Certains portails involontaires apparaissent dans nos vies ; la perte d’un être cher – ce qui nous arrive alors (une perte, un moins) est l’opposé de ce que veut le moi (il veut plus).

Mais ces portails-là ne sont que potentiels ; si on ne les reconnaît pas, si on les fuit, ils ne peuvent remplir leur mission & servir de portails vers plus d’avenir.

Toute grande perte dans notre vie est pourtant un portail involontaire vers l’état de présence.

L’humain tend à accumuler, pour être plus de soi-même, mais la vie nous inflige à tous ce genre d’expériences douloureuses ; peu à peu, elle nous arrache ce à quoi on tenait tant, une chose à laquelle on s’était identifié.

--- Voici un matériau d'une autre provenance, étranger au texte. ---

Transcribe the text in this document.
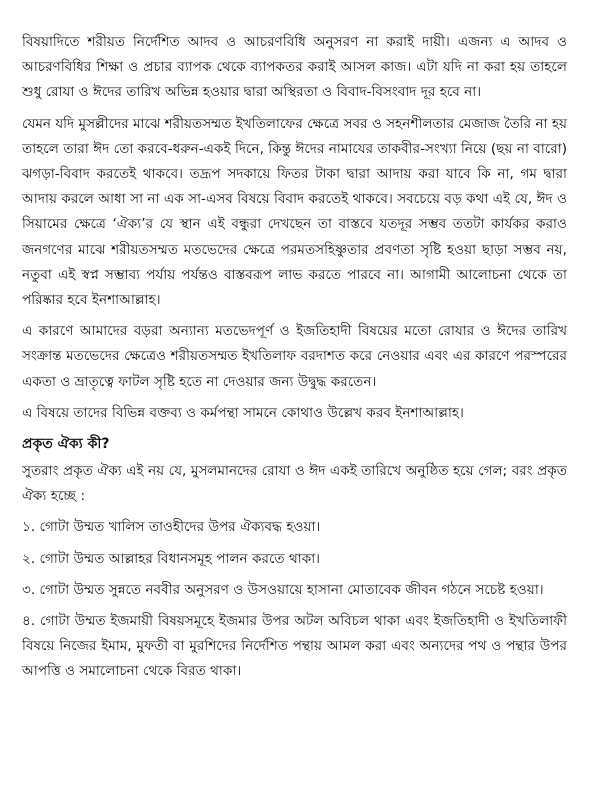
বিষয়াদিতে শরীয়ত নির্দেশিত আদব ও আচরণবিধি অনুসরণ না করাই দায়ী। এজন্য এ আদব ও আচরণবিধির শিক্ষা ও প্রচার ব্যাপক থেকে ব্যাপকতর করাই আসল কাজ। এটা যদি না করা হয় তাহলে শুধু রোযা ও ঈদের তারিখ অভিন্ন হওয়ার দ্বারা অস্থিরতা ও বিবাদ-বিসংবাদ দূর হবে না।

যেমন যদি মুসল্লীদের মাঝে শরীয়তসম্মত ইখতিলাফের ক্ষেত্রে সবর ও সহনশীলতার মেজাজ তৈরি না হয় তাহলে তারা ঈদ তো করবে-ধরুন-একই দিনে, কিন্তু ঈদের নামাযের তাকবীর-সংখ্যা নিয়ে (ছয় না বারো) ঝগড়া-বিবাদ করতেই থাকবে। তদ্রূপ সদকায়ে ফিতর টাকা দ্বারা আদায় করা যাবে কি না, গম দ্বারা আদায় করলে আধা সা না এক সা-এসব বিষয়ে বিবাদ করতেই থাকবে। সবচেয়ে বড় কথা এই যে, ঈদ ও সিয়ামের ক্ষেত্রে ‘ঐক্য’র যে স্থান এই বন্ধুরা দেখছেন তা বাস্তবে যতদূর সম্ভব ততটা কার্যকর করাও জনগণের মাঝে শরীয়তসম্মত মতভেদের ক্ষেত্রে পরমতসহিষ্ণুতার প্রবণতা সৃষ্টি হওয়া ছাড়া সম্ভব নয়, নতুবা এই স্বপ্ন সম্ভাব্য পর্যায় পর্যন্তও বাস্তবরূপ লাভ করতে পারবে না। আগামী আলোচনা থেকে তা পরিষ্কার হবে ইনশাআল্লাহ।

এ কারণে আমাদের বড়রা অন্যান্য মতভেদপূর্ণ ও ইজতিহাদী বিষয়ের মতো রোযার ও ঈদের তারিখ সংক্রান্ত মতভেদের ক্ষেত্রেও শরীয়তসম্মত ইখতিলাফ বরদাশত করে নেওয়ার এবং এর কারণে পরস্পরের একতা ও ভ্রাতৃত্বে ফাটল সৃষ্টি হতে না দেওয়ার জন্য উদ্বুদ্ধ করতেন।

এ বিষয়ে তাদের বিভিন্ন বক্তব্য ও কর্মপন্থা সামনে কোথাও উল্লেখ করব ইনশাআল্লাহ।

প্রকৃত ঐক্য কী?

সুতরাং প্রকৃত ঐক্য এই নয় যে, মুসলমানদের রোযা ও ঈদ একই তারিখে অনুষ্ঠিত হয়ে গেল; বরং প্রকৃত ঐক্য হচ্ছে :

১. গোটা উম্মত খালিস তাওহীদের উপর ঐক্যবদ্ধ হওয়া।

২. গোটা উম্মত আল্লাহর বিধানসমূহ পালন করতে থাকা।

৩. গোটা উম্মত সুন্নতে নববীর অনুসরণ ও উসওয়ায়ে হাসানা মোতাবেক জীবন গঠনে সচেষ্ট হওয়া।

৪. গোটা উম্মত ইজমায়ী বিষয়সমূহে ইজমার উপর অটল অবিচল থাকা এবং ইজতিহাদী ও ইখতিলাফী বিষয়ে নিজের ইমাম, মুফতী বা মুরশিদের নির্দেশিত পন্থায় আমল করা এবং অন্যদের পথ ও পন্থার উপর আপত্তি ও সমালোচনা থেকে বিরত থাকা।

Une forme-pensée se voit alors soudain privée de fondations – car les structures extérieures qui la soutenaient se sont effondrées – & cela menace les fondations mêmes du moi (la forme-pensée « je suis important » devient aussi très fragile et risque aussi de s’écrouler).

Comme ce genre d’événement nous cause un grand sentiment de malheur, ce n’est généralement pas reconnu comme un portail. Mais parfois, ça marche ; cette perte ouvre une ouverture dans le flux de l’esprit, car une forme extérieure (puis la forme-pensée correspondante, dans laquelle demeurait un sentiment du moi) a disparu.

(j’en témoigne ; c’est ce qui m’est arrivé à la mort de ma 2ème fille ; Sabrina)
C’est la douloureuse expérience de la mort (à un niveau ou un autre).

Toutes les structures sont instables, mais les humains sont mal préparés à cette fragilité & fugacité des objets extérieurs ; à chaque fois, ça les choque et les scandalise, car ils aiment (dans leur faiblesse) à se représenter tous ces objets comme stables. La tentation de fuir dans l’avenir, de ne pas affronter cela, est alors très forte.

Eckart nous conseille de ne pas le faire, mais de tirer parti même des malheurs qui nous arrivent – car d’eux peut venir un grand bien.